Europe and America were not among the Great Medieval Civilisations, GMCs. The GMCs were India, Africa and the Islamic world (Gottschalk, et al., 1969). The Medieval period was the period before 1500 AD. Before 1300, the level of scientific and technological development in many respects was lower in the Western world than in the GMCs; in those civilisations, science had flourished during the Dark Ages of the West.
The West did not immediately begin to make the great scientific strides that it later showed itself capable of making; there was a centuries-long plateau between the absorption of oriental, Islamic and African scientific knowledge and independent Western science (Gottschalk, et al., 1969). During the period African Empires flourished and occupied southern Europe, European history shows that Africans were very generous; the Africans willingly transferred their inventions and those of other MGCs like China and India to Europe (Cardwell, 1974).
The Iberian Peninsula broke up into two kingdoms, Spain and Portugal, in 1497. Spain and Portugal were the two nations that were strong enough to champion the so-called Discovery Voyages in which Africa and America (the New World) were rediscovered by Europeans.
The special advantage which the Iberians derived from their Arab-African association underlays their special performance in those voyages. The Iberians had been trained in seafaring by Arabs and Africans. The voyages marked the beginning of the period since Westerners began to exert a strong influence on Africans in the 15th century.
The African-Caucasian encounter since the 15th century can be subdivided into three phases. The first phase covered the period 1440-1850. This is the period the Caucasians subjected millions of Africans to slavery. The enslavement was explained in terms of Darwin-Malthus theory of the survival of the fittest.

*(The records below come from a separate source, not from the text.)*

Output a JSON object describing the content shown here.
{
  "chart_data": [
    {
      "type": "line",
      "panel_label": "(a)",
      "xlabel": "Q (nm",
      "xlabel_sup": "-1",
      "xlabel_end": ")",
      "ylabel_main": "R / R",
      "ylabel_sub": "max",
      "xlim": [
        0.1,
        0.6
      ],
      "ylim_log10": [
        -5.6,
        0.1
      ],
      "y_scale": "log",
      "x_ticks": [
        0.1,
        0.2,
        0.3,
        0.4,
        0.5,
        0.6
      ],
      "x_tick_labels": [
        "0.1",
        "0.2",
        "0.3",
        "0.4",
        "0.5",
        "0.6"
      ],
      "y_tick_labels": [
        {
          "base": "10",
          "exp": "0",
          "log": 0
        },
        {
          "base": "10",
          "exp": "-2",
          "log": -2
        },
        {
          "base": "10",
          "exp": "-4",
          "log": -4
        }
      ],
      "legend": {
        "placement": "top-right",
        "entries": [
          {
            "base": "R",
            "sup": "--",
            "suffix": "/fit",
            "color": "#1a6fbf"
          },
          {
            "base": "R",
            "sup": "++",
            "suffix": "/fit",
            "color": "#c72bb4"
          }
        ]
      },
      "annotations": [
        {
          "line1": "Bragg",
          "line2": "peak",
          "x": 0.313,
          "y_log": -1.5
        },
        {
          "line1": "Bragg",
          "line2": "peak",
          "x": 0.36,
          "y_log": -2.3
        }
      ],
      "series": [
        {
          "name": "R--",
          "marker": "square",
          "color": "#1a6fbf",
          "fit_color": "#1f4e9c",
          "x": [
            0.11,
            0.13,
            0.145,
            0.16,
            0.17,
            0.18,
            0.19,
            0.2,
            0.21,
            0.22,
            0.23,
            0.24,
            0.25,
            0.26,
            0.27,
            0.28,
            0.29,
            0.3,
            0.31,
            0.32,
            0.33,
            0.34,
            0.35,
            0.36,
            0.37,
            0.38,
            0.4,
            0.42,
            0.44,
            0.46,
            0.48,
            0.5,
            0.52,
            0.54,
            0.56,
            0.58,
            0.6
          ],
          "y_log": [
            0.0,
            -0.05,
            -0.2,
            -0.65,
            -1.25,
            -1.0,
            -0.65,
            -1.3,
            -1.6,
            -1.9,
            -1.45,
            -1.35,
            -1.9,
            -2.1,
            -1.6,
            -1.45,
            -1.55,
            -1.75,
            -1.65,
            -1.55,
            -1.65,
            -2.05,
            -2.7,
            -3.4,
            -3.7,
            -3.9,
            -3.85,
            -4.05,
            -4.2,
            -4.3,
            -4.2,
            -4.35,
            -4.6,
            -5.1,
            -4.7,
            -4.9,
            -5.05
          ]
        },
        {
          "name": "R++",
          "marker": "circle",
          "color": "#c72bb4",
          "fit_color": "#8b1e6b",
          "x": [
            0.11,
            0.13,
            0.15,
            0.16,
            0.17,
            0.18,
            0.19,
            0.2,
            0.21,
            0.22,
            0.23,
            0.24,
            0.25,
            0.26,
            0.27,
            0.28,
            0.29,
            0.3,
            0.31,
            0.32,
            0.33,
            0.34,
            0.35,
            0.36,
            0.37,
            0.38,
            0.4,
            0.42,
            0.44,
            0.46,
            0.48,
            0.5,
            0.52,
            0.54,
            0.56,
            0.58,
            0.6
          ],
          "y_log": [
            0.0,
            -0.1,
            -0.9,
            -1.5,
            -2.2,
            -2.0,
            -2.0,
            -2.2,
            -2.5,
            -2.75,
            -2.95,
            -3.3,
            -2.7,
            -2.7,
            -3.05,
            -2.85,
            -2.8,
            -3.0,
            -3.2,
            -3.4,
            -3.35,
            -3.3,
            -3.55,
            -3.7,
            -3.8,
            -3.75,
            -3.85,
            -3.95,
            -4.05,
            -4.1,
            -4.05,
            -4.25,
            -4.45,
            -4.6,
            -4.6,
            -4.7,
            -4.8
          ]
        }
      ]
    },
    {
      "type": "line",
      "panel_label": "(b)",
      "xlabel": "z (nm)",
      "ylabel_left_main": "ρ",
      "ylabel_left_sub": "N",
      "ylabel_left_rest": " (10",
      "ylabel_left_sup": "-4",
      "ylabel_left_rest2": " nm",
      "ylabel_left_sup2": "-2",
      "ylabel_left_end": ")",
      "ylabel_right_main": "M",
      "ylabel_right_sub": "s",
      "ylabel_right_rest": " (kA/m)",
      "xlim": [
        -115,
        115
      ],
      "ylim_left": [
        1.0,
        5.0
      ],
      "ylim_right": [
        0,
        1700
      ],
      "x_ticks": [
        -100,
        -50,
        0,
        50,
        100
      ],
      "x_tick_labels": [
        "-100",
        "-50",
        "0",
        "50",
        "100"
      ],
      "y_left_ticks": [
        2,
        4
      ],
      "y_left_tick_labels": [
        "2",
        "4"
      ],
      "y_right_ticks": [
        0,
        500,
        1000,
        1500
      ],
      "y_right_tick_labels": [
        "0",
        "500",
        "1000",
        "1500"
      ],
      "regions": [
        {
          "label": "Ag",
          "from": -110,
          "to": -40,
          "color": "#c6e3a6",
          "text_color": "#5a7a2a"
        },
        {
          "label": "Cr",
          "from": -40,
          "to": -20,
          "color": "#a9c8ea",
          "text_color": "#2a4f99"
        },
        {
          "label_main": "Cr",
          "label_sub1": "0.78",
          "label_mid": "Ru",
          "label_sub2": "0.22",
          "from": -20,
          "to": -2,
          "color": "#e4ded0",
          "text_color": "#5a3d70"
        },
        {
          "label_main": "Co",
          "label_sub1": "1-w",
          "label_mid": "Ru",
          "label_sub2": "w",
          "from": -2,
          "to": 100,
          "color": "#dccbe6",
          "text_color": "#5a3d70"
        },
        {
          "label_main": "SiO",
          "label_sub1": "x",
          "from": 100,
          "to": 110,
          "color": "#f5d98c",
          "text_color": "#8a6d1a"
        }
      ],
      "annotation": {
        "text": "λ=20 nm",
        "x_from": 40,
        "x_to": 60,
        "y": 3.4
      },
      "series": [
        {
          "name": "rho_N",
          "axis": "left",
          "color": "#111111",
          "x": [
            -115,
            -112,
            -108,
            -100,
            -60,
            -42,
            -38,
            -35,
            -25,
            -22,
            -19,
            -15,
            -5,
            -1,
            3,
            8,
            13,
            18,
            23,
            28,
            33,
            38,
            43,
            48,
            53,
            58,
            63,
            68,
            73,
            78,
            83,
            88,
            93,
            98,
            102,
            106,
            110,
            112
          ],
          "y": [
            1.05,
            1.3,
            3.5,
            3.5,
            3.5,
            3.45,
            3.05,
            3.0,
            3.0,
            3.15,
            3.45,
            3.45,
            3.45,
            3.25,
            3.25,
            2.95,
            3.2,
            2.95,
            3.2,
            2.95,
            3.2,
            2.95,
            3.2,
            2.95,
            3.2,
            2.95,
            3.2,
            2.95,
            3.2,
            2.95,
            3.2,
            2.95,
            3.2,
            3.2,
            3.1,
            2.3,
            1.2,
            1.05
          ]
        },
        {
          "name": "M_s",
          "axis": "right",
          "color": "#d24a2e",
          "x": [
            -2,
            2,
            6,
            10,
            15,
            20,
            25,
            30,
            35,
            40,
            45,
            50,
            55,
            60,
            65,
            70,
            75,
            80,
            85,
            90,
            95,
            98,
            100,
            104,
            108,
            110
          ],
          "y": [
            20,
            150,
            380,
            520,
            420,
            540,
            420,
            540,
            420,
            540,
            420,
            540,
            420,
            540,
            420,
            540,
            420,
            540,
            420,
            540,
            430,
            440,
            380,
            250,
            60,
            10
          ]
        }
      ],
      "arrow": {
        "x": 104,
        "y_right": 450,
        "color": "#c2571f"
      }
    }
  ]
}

The second phase covered the period Westerners partitioned Africa into the units now called nations as it pleased them. The third phase covered the period 1950-now. This is the period Westerners granted African nations independence and began to indoctrinate and plan for the slaves who returned to the continent and those whom they had colonised for over a century in the African continent. That was why Nigeria became independent on October 1, 1960.
The principal instrument for indoctrinating Africans to think and do things the way they ought not to, has been Western education (Western social sciences and related areas of study) which all African nations have as a colonial heritage.
Western education cannot ask and answer fundamental questions about African and Africa. That is why Western education cannot be the basis for developing Africa. If African intelligentsia/intellectuals were not indoctrinated, they would ask why Africans were enslaved and colonised and would not wait for Europe and America to plan for Africa.
As Nzimiro (1976), observed, a nation whose soul is controlled by models of thoughts beamed from a society with a different historical experience, social structure and world outlook, is bound to suffocate its youths and thinkers.
Such a nation, because the thought process of its citizens is guided from abroad, cannot question the basis of its existence. Nigeria’s stagnation, economically and politically, is explained. African nations must establish an African educational system to produce people who can think to enable Africans to make rapid progress.
Africans who have been acquiring Western education are indoctrinated, not educated. Indoctrinated people think and do things the way they ought not to think and do.